Adaptabilité et flexibilité - C’est sans aucun doute la méthode de gestion des risques la plus difficile à mettre en œuvre de manière efficace. Elle exige que tous les maillons de la chaîne logistique partagent une même culture, œuvrent collectivement à l’atteinte des mêmes objectifs et se partagent ainsi les gains et économies générés. De fait, cette méthode créé une communauté d’acteurs partenaires au sein de la chaîne logistique qui s’adaptent et se réorganisent afin de réagir au mieux à des situations de crises inopinées.
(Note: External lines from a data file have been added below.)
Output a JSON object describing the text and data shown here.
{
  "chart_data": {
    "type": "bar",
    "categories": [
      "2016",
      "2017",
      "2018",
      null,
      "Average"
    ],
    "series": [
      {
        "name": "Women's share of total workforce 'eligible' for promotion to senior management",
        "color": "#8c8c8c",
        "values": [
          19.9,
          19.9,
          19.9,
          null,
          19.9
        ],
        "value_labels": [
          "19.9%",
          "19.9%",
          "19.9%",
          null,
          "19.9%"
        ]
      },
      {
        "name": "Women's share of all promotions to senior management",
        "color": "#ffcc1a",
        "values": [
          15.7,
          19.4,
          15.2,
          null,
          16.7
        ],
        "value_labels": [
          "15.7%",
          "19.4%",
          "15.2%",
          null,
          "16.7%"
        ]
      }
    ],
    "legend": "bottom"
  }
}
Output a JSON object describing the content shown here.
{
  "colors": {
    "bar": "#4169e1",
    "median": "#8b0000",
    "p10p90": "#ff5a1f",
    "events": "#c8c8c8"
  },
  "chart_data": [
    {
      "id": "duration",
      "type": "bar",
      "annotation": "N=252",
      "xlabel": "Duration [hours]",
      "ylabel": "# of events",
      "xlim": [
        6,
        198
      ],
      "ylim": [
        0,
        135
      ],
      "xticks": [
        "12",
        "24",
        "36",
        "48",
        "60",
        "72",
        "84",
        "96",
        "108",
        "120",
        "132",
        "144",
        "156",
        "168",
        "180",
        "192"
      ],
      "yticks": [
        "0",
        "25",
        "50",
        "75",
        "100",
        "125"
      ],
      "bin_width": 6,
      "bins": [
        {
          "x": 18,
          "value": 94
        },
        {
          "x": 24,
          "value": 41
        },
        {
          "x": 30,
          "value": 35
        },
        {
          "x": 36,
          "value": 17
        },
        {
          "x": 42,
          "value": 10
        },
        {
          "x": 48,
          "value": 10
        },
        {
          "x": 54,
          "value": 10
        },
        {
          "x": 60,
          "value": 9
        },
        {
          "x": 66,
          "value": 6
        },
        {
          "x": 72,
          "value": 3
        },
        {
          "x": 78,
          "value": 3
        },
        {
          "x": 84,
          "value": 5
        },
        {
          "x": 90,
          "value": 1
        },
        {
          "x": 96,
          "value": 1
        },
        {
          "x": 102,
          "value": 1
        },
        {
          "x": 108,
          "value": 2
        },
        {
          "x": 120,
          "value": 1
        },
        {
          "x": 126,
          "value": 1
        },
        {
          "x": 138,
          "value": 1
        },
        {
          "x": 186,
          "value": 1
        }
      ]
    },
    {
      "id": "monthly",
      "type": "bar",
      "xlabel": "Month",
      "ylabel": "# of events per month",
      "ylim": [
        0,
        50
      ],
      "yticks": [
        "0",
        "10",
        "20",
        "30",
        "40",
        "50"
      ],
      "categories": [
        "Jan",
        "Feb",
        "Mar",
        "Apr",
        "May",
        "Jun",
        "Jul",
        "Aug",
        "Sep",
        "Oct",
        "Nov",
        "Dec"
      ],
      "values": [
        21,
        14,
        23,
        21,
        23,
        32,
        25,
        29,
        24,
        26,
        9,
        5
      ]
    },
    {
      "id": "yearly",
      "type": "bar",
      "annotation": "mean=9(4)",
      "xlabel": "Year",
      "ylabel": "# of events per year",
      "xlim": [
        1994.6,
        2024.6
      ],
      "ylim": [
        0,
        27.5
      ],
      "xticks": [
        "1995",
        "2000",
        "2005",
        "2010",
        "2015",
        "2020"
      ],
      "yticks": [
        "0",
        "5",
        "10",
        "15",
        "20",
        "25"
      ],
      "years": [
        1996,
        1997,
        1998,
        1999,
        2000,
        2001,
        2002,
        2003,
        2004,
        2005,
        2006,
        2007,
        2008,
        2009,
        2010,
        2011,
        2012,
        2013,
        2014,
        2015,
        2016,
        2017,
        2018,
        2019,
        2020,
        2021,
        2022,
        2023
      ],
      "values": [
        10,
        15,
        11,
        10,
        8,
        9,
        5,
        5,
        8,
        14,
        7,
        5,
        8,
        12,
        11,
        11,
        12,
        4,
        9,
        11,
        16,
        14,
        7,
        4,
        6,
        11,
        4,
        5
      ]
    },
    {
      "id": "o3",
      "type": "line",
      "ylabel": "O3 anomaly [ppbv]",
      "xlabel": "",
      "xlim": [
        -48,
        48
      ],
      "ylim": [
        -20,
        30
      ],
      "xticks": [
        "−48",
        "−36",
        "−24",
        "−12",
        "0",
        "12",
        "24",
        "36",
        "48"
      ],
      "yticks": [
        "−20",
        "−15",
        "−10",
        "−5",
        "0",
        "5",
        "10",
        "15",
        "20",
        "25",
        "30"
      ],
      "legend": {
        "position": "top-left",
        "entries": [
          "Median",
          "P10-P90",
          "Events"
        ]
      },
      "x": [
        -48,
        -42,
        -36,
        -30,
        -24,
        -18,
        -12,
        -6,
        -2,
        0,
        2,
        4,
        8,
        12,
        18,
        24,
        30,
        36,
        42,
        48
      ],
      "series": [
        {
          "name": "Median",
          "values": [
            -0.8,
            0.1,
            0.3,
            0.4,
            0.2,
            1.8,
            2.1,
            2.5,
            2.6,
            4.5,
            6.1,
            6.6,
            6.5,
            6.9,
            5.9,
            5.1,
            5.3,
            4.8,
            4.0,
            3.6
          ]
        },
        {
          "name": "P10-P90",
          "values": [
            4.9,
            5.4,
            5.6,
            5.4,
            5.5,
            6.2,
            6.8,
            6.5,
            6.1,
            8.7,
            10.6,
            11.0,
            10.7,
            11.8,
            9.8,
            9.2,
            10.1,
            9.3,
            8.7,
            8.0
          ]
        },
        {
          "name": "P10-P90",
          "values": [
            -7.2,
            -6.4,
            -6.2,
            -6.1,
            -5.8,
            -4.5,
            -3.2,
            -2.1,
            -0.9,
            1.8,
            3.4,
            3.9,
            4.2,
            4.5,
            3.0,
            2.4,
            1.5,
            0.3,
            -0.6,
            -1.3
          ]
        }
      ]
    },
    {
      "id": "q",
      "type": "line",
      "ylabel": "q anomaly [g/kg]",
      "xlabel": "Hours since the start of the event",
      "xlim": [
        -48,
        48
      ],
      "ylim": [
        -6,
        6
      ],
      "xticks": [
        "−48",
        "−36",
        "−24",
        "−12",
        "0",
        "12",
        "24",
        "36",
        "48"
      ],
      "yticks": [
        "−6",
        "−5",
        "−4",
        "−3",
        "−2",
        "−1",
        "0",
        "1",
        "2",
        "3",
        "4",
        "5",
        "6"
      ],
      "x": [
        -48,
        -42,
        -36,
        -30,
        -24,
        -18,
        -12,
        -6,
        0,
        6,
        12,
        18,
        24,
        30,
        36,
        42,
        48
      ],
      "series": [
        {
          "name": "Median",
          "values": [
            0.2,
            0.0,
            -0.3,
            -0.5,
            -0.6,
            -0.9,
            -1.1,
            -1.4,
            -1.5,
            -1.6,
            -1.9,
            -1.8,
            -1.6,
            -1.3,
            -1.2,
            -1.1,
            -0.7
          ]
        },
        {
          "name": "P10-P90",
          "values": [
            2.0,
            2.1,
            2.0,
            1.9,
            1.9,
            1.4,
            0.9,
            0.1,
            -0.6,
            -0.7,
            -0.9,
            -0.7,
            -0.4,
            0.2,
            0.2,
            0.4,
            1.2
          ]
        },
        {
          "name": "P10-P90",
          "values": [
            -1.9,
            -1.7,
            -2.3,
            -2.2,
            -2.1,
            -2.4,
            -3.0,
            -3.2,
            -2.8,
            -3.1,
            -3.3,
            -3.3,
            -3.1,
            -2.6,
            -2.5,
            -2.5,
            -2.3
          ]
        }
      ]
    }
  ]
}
Redondance - Le défi est ici de concevoir une chaîne logistique qui puisse résister efficacement à des événements inattendus sans entraîner une hausse substantielle des coûts en retour. Ceci passe par l’étude approfondie des compromis à réaliser en matière d’investissements afin de mettre en place le degré de redondance adéquat au sein de la chaîne logistique.

Optimisation globale – Traditionnellement, les entreprises se focalisaient sur une seule pièce du puzzle à la fois, chaque site ou entité s’efforçant d’optimiser son propre environnement et faisant peu de cas de l’impact que ses décisions pouvaient avoir sur les autres acteurs de la chaîne logistique. L’impact sur la supply chain dans son ensemble était invariablement le même : haut niveaux de stocks et donc faible rotation des stocks, niveau de service en chute et explosion des coûts des mesures d’exception. Ceci a changé récemment, les responsables logistiques cherchant désormais à optimiser leurs décisions en prenant en compte l’ensemble de la chaîne logistique, et on note un impact favorable sur tous les aspects de l’entreprise, depuis la planification, les modes de rémunération et jusqu’au design des nouveaux produits. La capacité à modéliser leur supply chain de bout en bout fournit ainsi aux entreprises une plateforme leur permettant d’identifier les facteurs ayant le plus d’impact sur les coûts et les problèmes de niveau de service, et de cibler leurs efforts sur ces éléments pour améliorer les performances de leur chaîne logistique.

David Simchi-Levi
David Simchi-Levi
Il est essentiel que les entreprises se dotent de ces capacités afin de réussir dans un environnement où leur chaîne logistique est confrontée à des changements réguliers et est exposée à de multiples risques. La modélisation des chaînes logistiques et la réévaluation permanentes de leur capacité à réagir aux changements et aux éléments extérieurs sont des activités essentielles pour le management des entreprises.

Extrait tiré de l’ouvrage “Designing and Managing the Supply Chain”* pour Physical Supply ChainS

* : “Designing and Managing the Supply Chain”, 3ème edition, David Simchi-Levi, Philip Kaminsky and Edith Simchi-Levi, McGraw Hill 2007

Crédit photo : © Joe Gough - Fotolia.com

Lundi 10 Décembre 2007



1. Posté par regnier Philippe / hotrod le 11/12/2007 13:46
Bonjour

Je pense que les risques de rupture dans la logistique sont plus souvent du au facteur humain qu' aux facteurs naturel.
En effet, il y a beaucoup plus de risque d' avoir une grève des dockers de la CGT au port de Marseille qu'un ouragan ou un tremblement de terre.
Je crois qu'en démultipliant les points des transits logistique tel que les ports ( de mers ou fluviaux ) et les plates formes logistique le risque de rupture dans l' approvissionnement se réduit puisque les clients peuvent mieu faire joué la concurrence entre les point de transtit.
De même pour les compagnies de transports par route, si les grands groupes peuvent offrir a leurs clients une grande diversité dans les services logistiques, ce type de transporteur peut aussi etre vicitime d'un mouvement social qui perturberait sa fiabilté d' ou l'intérèt de conservé de " petits " transporteurs offrant moins de possibilité logistique mais garantissant une plus grande fiabilité social et du coup une plus grande fiabilité de livraison " just in time "

D'autres part les délocalisations de gros transporteurs vers les ex-pays de l'est n 'est qu' phénomaine passagé parce que les chauffeurs de l'est a bas salaire commencent de plus en plus a comprendrent qu'ils sont victimes d' un système qui les exploitent et si certain grands groupes de transport s' obstinent dans les ex-pays de l'est d' autres commencent a revoir leurs copies.